Annuities are sometimes described as an emotional investment vehicle because they guarantee lifetime income for a person. This can help an elder feel more secure about their money, at least about their monthly income. This security comes at a cost. There is lots of information, probably too much information about annuities available on the internet. This is where it is a good idea to employ one’s “crap detector” (as cyberculture expert Howard Rheingold identifies it in the 2012 book NetSmart) but it is not simple for these types of investments because they are often very complicated instruments.
Annuities tie up someone’s money long-term, and the terms of the annuity – both risks and benefits, and especially how the risk is monetized as a cost of the arrangement, should be looked at carefully. The annuity is governed by a contract and generally provide periodic payments over a specified amount of time, provide benefits to a designated beneficiary (if the annuitant, the person on whose life the annuity contract is based, dies prior to receiving payment),and can provide certain tax deferred benefits.
Sometimes people sell annuities that are touted as Medicaid friendly, but Medicaid rules, which vary from state to state, change often. Bottom line is that some annuity sales persons want to sell an annuity that is based simply on the insurance company or other financial institution taking a larger sum of money and doling it out in small portions over a course of years. Making an investment that may or may not be appropriate or a good idea for a particular individual is often complicated by the perceived “need” to qualify for immediate benefits. Annuities are only part of the picture.
First off, what is an annuity?
The SEC’s website provides a succinct overview of the three basic types:
- Fixed annuity. The insurance company promises you a minimum rate of interest and a fixed amount of periodic payments. Fixed annuities are regulated by state insurance commissioners. You can check the Colorado Commission on Insurance website here about the risks and benefits of fixed annuities and to confirm that your insurance broker is registered to sell insurance in your state.
- Variable annuity. The insurance company allows you to direct your annuity payments to different investment options, usually mutual funds. Your payout will vary depending on how much you put in, the rate of return on your investments, and expenses. The SEC regulates variable annuities. FINRA has a succinct explanation of variable annuities here.
- Indexed annuity. This annuity combines features of securities and insurance products. The insurance company credits you with a return that is based on a stock market index, such as the Standard & Poor’s 500 Index. Indexed annuities are regulated by state insurance commissioners.
Okay, I might as well go the full gamut here and mention “life settlements” while I’m on the topic of insurance and elders . . . . Say what? I first heard about these arrangements under their much more glamorous sounding name of “viaticals” or the acronym “STOLI” (stranger originated life insurance). These settlements became popular during the AIDS epidemic, but the first instance of it being approved comes from the 1911 U.S. Supreme Court decision of Grigsby v. Russell, 222 U.S. 149 (1911), Dr. A. H. Grigsby treated a patient named Mr. Burchard, who wanted a particular surgical operation but could only pay for it with a life insurance policy. Burchard sold Dr. Grigsby his life insurance policy in return for $100 and for agreeing to pay the remaining premiums, and so the first viatical settlement transaction was created. After Burchard died, Dr. Grigsby attempted to collect the benefits but the executor of Burchard’s estate successfully challenged the arrangement. The case eventually reached the U.S. Supreme Court where Justice Holmes stated in relevant part that “so far as reasonable safety permits, it is desirable to give to life policies the ordinary characteristics of property. To deny the right to sell except to persons having such an interest is to diminish appreciably the value of the contract in the owner’s hands.” 222 U.S. at 155-56. Okay, once again I’ve gone off-track in this post about annuities. . . .!
I am writing this because in my work people contact me and in the scope of gathering information I often encounter difficulties and misunderstanding on the part of annuitants, beneficiaries and other survivors of annuity contracts. The remorse and misunderstanding factor on these types of investment contracts can be high – so take a calm and measured look at these before you or someone you care about signs a contract!

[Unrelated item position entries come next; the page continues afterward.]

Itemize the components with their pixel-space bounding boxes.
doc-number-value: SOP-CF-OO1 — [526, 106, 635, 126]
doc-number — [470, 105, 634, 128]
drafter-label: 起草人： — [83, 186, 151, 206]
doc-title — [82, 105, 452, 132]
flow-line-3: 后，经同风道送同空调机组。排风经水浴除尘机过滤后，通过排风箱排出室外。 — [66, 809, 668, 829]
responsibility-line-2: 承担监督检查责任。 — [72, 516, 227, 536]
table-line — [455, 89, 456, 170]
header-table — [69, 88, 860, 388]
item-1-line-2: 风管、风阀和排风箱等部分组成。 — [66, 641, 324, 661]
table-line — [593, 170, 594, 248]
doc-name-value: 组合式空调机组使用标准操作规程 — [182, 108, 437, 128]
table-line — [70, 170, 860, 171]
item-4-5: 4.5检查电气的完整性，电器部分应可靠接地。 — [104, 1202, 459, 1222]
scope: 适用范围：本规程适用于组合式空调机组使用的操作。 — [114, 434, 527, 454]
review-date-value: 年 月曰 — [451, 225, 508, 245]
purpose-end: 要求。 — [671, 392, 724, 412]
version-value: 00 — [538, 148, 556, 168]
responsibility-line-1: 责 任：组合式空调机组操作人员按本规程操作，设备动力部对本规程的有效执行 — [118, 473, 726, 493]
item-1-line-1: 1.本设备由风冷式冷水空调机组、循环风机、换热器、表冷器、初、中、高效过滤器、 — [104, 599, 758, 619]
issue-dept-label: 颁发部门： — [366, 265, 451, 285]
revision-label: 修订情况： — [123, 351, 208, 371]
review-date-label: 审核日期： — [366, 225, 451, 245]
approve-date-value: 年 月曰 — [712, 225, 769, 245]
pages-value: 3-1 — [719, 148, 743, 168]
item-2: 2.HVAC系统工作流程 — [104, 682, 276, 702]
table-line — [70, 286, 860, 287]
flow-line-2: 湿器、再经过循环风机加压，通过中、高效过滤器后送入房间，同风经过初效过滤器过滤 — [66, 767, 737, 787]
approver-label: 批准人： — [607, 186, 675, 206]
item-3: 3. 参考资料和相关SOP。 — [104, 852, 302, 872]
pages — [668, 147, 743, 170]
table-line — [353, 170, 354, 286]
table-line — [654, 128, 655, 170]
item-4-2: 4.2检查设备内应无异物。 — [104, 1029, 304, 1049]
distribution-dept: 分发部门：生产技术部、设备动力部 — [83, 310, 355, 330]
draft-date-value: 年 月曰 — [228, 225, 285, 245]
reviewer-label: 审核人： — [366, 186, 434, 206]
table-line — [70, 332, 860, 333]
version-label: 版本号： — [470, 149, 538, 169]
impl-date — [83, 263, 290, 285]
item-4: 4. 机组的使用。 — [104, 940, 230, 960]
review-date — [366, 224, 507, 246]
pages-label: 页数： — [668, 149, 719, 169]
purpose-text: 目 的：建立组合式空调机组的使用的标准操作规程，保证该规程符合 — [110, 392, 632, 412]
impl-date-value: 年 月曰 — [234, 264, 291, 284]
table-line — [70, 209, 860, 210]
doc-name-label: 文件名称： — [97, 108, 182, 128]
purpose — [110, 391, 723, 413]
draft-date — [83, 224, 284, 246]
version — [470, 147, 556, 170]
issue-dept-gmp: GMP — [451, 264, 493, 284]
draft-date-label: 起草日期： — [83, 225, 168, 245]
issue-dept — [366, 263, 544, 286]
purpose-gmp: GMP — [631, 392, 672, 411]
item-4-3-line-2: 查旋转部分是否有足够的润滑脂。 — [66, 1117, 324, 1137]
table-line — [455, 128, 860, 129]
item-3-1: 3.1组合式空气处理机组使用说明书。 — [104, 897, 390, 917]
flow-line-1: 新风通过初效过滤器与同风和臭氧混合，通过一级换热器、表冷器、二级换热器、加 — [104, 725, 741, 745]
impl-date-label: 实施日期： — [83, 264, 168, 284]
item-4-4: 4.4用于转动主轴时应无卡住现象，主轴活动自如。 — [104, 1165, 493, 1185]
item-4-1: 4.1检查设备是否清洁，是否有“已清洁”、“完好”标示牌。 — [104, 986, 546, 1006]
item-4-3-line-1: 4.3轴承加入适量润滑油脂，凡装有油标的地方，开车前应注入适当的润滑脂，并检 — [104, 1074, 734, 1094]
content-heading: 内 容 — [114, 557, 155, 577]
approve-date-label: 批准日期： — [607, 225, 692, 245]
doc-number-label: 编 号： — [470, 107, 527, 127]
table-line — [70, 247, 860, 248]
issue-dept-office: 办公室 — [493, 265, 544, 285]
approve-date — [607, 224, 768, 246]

Wondering about where to get more information about these annuities? Here a link to the FINRA warning about these investments – FINRA is short for Financial Industry Regulatory Authority (for those of us who took a securities law class in the previous century, this agency was formerly known as NASD – the National Association of Securities Dealers). Where the Securities and Exchange Commission (SEC) is a government regulatory agency, FINRA is the largest self-regulatory organization in the American securities industry.
To recap, annuities seem to be appealing to many older folks (boomers included) because of their emotional appeal of guaranteed income for life. This article from Business Week is nearly ten years old, but is still relevant. Best to explore and discover the best means for what to do with your limited funds in retirement and make sure that you have considered all the options before alighting on the one that is right for you – especially if it is an investment that cannot be undone.